Aber lügen wir wirklich so oft, wie uns die Experten weismachen wollen? In Fachzeitschriften und im Internet kursieren Zahlen von zwei bis zweihundert Mal am Tag – je nachdem, wie eng der Begriff der Lüge gefasst und auf welche Weise gemessen wird. Bei dem Messwert von 200 handelt es sich jedenfalls um eine glatte Fehlinterpretation. Denn als in den 70er Jahren der US-Psychologe Jerald Jellison herausfand, dass wir jeden Tag 200 Unwahrheiten hören, wurden ihm buchstäblich die Worte im Munde herumgedreht. Dabei kommt nicht einmal ein notorischer Lügner auf eine so utopisch hohe Anzahl an Lügen. Selbst Donald Trump hat es laut der Washington Post bei seinem persönlichen Rekord am 7. September 2018 »nur« auf 125 »unwahre und irreführende Aussagen« gebracht.

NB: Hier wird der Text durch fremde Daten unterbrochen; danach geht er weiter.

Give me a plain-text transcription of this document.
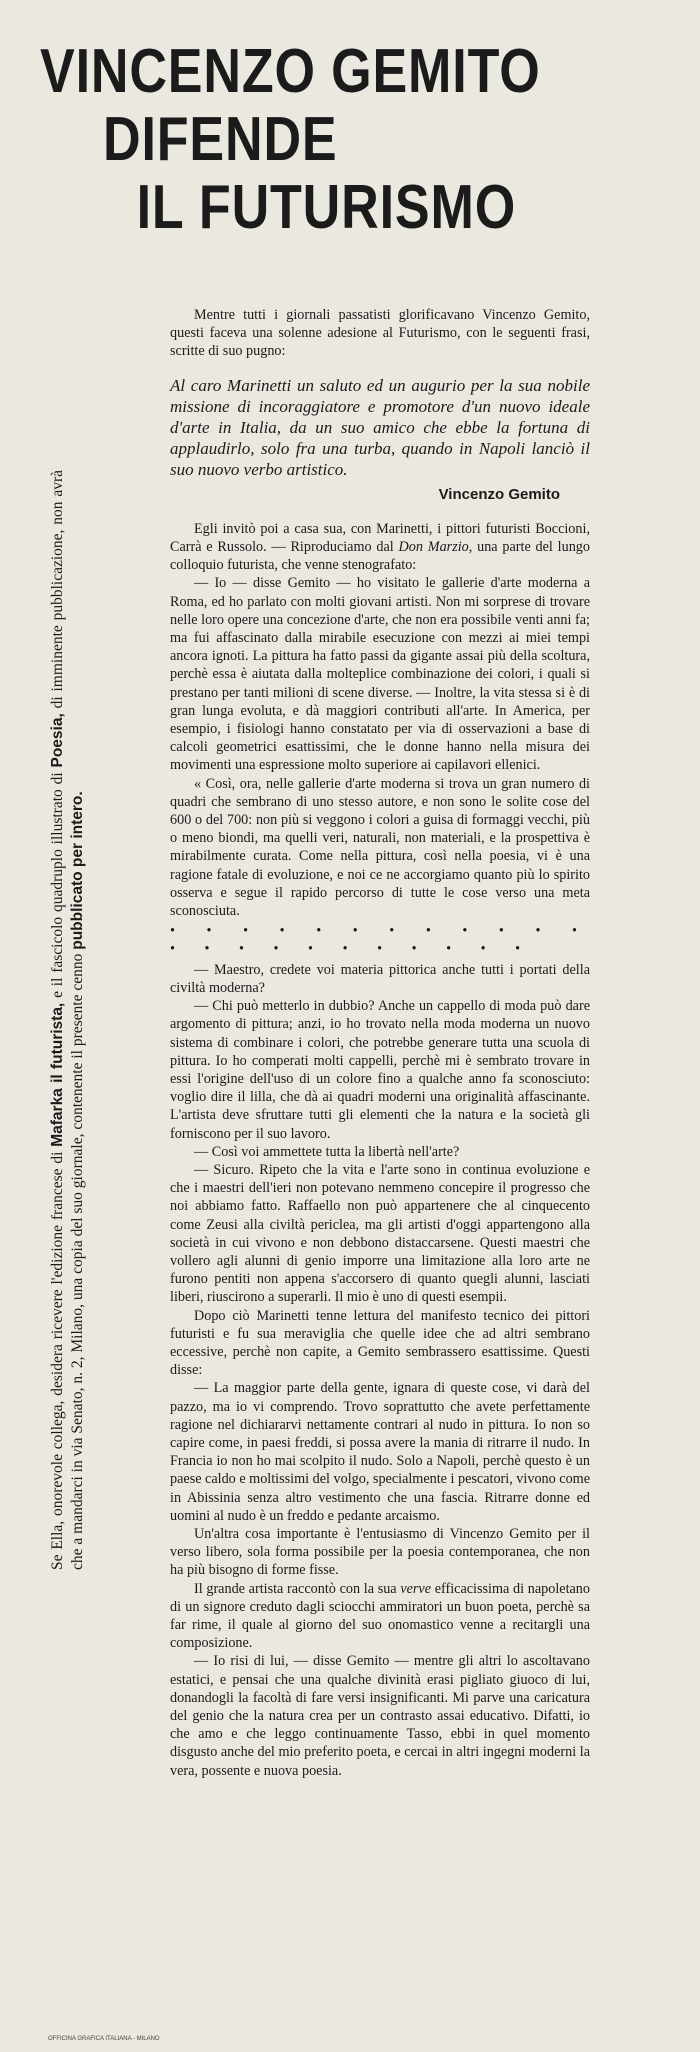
VINCENZO GEMITO
DIFENDE
IL FUTURISMO
Se Ella, onorevole collega, desidera ricevere l'edizione francese di Mafarka il futurista, e il fascicolo quadruplo illustrato di Poesia, di imminente pubblicazione, non avrà che a mandarci in via Senato, n. 2, Milano, una copia del suo giornale, contenente il presente cenno pubblicato per intero.

Mentre tutti i giornali passatisti glorificavano Vincenzo Gemito, questi faceva una solenne adesione al Futurismo, con le seguenti frasi, scritte di suo pugno:

Al caro Marinetti un saluto ed un augurio per la sua nobile missione di incoraggiatore e promotore d'un nuovo ideale d'arte in Italia, da un suo amico che ebbe la fortuna di applaudirlo, solo fra una turba, quando in Napoli lanciò il suo nuovo verbo artistico.

Vincenzo Gemito

Egli invitò poi a casa sua, con Marinetti, i pittori futuristi Boccioni, Carrà e Russolo. — Riproduciamo dal Don Marzio, una parte del lungo colloquio futurista, che venne stenografato:

— Io — disse Gemito — ho visitato le gallerie d'arte moderna a Roma, ed ho parlato con molti giovani artisti. Non mi sorprese di trovare nelle loro opere una concezione d'arte, che non era possibile venti anni fa; ma fui affascinato dalla mirabile esecuzione con mezzi ai miei tempi ancora ignoti. La pittura ha fatto passi da gigante assai più della scoltura, perchè essa è aiutata dalla molteplice combinazione dei colori, i quali si prestano per tanti milioni di scene diverse. — Inoltre, la vita stessa si è di gran lunga evoluta, e dà maggiori contributi all'arte. In America, per esempio, i fisiologi hanno constatato per via di osservazioni a base di calcoli geometrici esattissimi, che le donne hanno nella misura dei movimenti una espressione molto superiore ai capilavori ellenici.

« Così, ora, nelle gallerie d'arte moderna si trova un gran numero di quadri che sembrano di uno stesso autore, e non sono le solite cose del 600 o del 700: non più si veggono i colori a guisa di formaggi vecchi, più o meno biondi, ma quelli veri, naturali, non materiali, e la prospettiva è mirabilmente curata. Come nella pittura, così nella poesia, vi è una ragione fatale di evoluzione, e noi ce ne accorgiamo quanto più lo spirito osserva e segue il rapido percorso di tutte le cose verso una meta sconosciuta.

• • • • • • • • • • • • • • • • • • • • • • •

— Maestro, credete voi materia pittorica anche tutti i portati della civiltà moderna?

— Chi può metterlo in dubbio? Anche un cappello di moda può dare argomento di pittura; anzi, io ho trovato nella moda moderna un nuovo sistema di combinare i colori, che potrebbe generare tutta una scuola di pittura. Io ho comperati molti cappelli, perchè mi è sembrato trovare in essi l'origine dell'uso di un colore fino a qualche anno fa sconosciuto: voglio dire il lilla, che dà ai quadri moderni una originalità affascinante. L'artista deve sfruttare tutti gli elementi che la natura e la società gli forniscono per il suo lavoro.

— Così voi ammettete tutta la libertà nell'arte?

— Sicuro. Ripeto che la vita e l'arte sono in continua evoluzione e che i maestri dell'ieri non potevano nemmeno concepire il progresso che noi abbiamo fatto. Raffaello non può appartenere che al cinquecento come Zeusi alla civiltà periclea, ma gli artisti d'oggi appartengono alla società in cui vivono e non debbono distaccarsene. Questi maestri che vollero agli alunni di genio imporre una limitazione alla loro arte ne furono pentiti non appena s'accorsero di quanto quegli alunni, lasciati liberi, riuscirono a superarli. Il mio è uno di questi esempii.

Dopo ciò Marinetti tenne lettura del manifesto tecnico dei pittori futuristi e fu sua meraviglia che quelle idee che ad altri sembrano eccessive, perchè non capite, a Gemito sembrassero esattissime. Questi disse:

— La maggior parte della gente, ignara di queste cose, vi darà del pazzo, ma io vi comprendo. Trovo soprattutto che avete perfettamente ragione nel dichiararvi nettamente contrari al nudo in pittura. Io non so capire come, in paesi freddi, si possa avere la mania di ritrarre il nudo. In Francia io non ho mai scolpito il nudo. Solo a Napoli, perchè questo è un paese caldo e moltissimi del volgo, specialmente i pescatori, vivono come in Abissinia senza altro vestimento che una fascia. Ritrarre donne ed uomini al nudo è un freddo e pedante arcaismo.

Un'altra cosa importante è l'entusiasmo di Vincenzo Gemito per il verso libero, sola forma possibile per la poesia contemporanea, che non ha più bisogno di forme fisse.

Il grande artista raccontò con la sua verve efficacissima di napoletano di un signore creduto dagli sciocchi ammiratori un buon poeta, perchè sa far rime, il quale al giorno del suo onomastico venne a recitargli una composizione.

— Io risi di lui, — disse Gemito — mentre gli altri lo ascoltavano estatici, e pensai che una qualche divinità erasi pigliato giuoco di lui, donandogli la facoltà di fare versi insignificanti. Mi parve una caricatura del genio che la natura crea per un contrasto assai educativo. Difatti, io che amo e che leggo continuamente Tasso, ebbi in quel momento disgusto anche del mio preferito poeta, e cercai in altri ingegni moderni la vera, possente e nuova poesia.

OFFICINA GRAFICA ITALIANA - MILANO
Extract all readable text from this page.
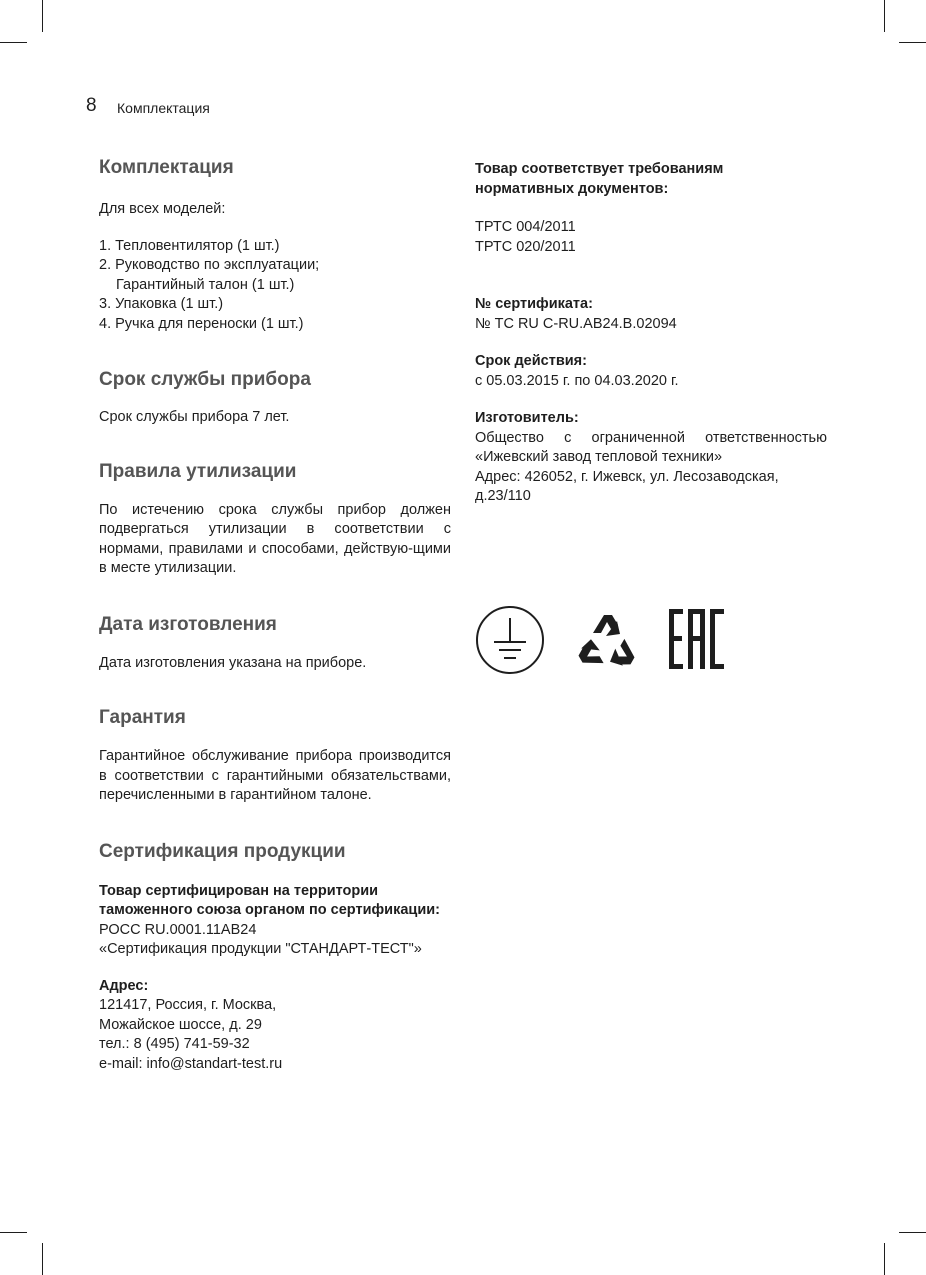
8 Комплектация
Комплектация

Для всех моделей:

1. Тепловентилятор (1 шт.)
2. Руководство по эксплуатации;
Гарантийный талон (1 шт.)
3. Упаковка (1 шт.)
4. Ручка для переноски (1 шт.)
Срок службы прибора

Срок службы прибора 7 лет.

Правила утилизации

По истечению срока службы прибор должен подвергаться утилизации в соответствии с нормами, правилами и способами, действую-щими в месте утилизации.

Дата изготовления

Дата изготовления указана на приборе.

Гарантия

Гарантийное обслуживание прибора производится в соответствии с гарантийными обязательствами, перечисленными в гарантийном талоне.

Сертификация продукции

Товар сертифицирован на территории таможенного союза органом по сертификации:

РОСС RU.0001.11АВ24

«Сертификация продукции "СТАНДАРТ-ТЕСТ"»

Адрес:

121417, Россия, г. Москва,

Можайское шоссе, д. 29

тел.: 8 (495) 741-59-32

e-mail: info@standart-test.ru

Товар соответствует требованиям

нормативных документов:

ТРТС 004/2011

ТРТС 020/2011

№ сертификата:

№ ТС RU С-RU.АВ24.В.02094

Срок действия:

с 05.03.2015 г. по 04.03.2020 г.

Изготовитель:

Общество с ограниченной ответственностью «Ижевский завод тепловой техники»

Адрес: 426052, г. Ижевск, ул. Лесозаводская, д.23/110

Eine andere Studie ergab, dass wir bei einem zehnminütigen Gespräch mit Fremden zwei- bis dreimal lügen. Und auch hier bestehen berechtigte Zweifel an der Verlässlichkeit dieser Messwerte. Das Ergebnis bezog sich nämlich nur auf einen kleinen Teil der Studiengruppe. Ganze 40 Prozent der Teilnehmenden blieben strikt bei der Wahrheit. Außerdem hatte man ihnen zuvor eingeschärft, sie müssten bei ihrem Gegenüber einen möglichst positiven Eindruck hinterlassen. 

Auch wenn einige Studien nicht sehr valide erscheinen und sich die Forschungsergebnisse bisweilen sogar widersprechen, steht eines fest: Wir flunkern – an manchen Tagen mehr, an anderen weniger. Männer übrigens häufiger als Frauen. Das will jedenfalls die Harvard-Professorin Bella M. DePaulo Ende der 90er Jahre herausgefunden haben. Und auch das Alter spielt wohl eine Rolle: Jüngere Menschen sollen häufiger lügen als ältere. Die Gründe dafür vermutet man darin, dass sich junge Menschen noch beweisen müssen, während sonorere Personen bereits im Job und auch in der Gesellschaft etabliert haben. Böse Zungen behaupten allerdings, dass es eher darin liegen könnte, dass die Schwindelei mit zunehmenden Altern anstrengender wird, weil das Gedächtnis nachlässt, während die Gefahr wächst, aufzufliegen. 

Seit wann wir lügen

Bereits ab dem vierten bis fünften Lebensjahr lernen Kinder zu mogeln. Das ist das Alter, indem sie ein Gespür für das Bewusstsein anderer bzw. die Fähigkeit des Perspektivenwechsels entwickeln. Sie beginnen zu begreifen, dass sie manchmal etwas wissen oder fühlen, was andere eben nicht wissen oder fühlen. Und diese Erkenntnis führt nicht nur zur Empathie, sondern eben auch zum Schummeln.

Stellt sich zum Schluss die Frage: Lohnt es sich zu lügen? Nun, so pauschal lässt sich das nicht beantworten. Tatsächlich ist es in einem gewissen Sinne förderlich für unser soziales Miteinander. Und es gibt Menschen, die kommen mit ihren Lügen nicht nur durch, sondern auch weiter. Doch weder gute Absichten, noch Erfolg stellen meiner Meinung nach einen Freifahrtschein zum Lügen dar.

Lassen Sie mich an dieser Stelle eine Lanze für die Wahrheit brechen: Ehrlichkeit ist und bleibt die erfolgreichste Kommunikationsstrategie. Menschen, die sich der Wahrheit verpflichtet fühlen, werden als authentisch und aufrichtig empfunden. Wertschätzend vorgetragen verletzt die Wahrheit auch meist weniger als gedacht, sondern stärkt unser Vertrauen in uns selbst und andere. Somit spielt Aufrichtigkeit nicht nur bei der eigenen persönlichen Entwicklung eine große Rolle.

Außerdem lässt sich die Wirklichkeit nicht weglügen. Egal wie sehr man sich oder anderen etwas vorzumachen versucht – die Wahrheit entspricht immer der Realität und kommt in den allermeisten Fällen irgendwann doch ans Licht.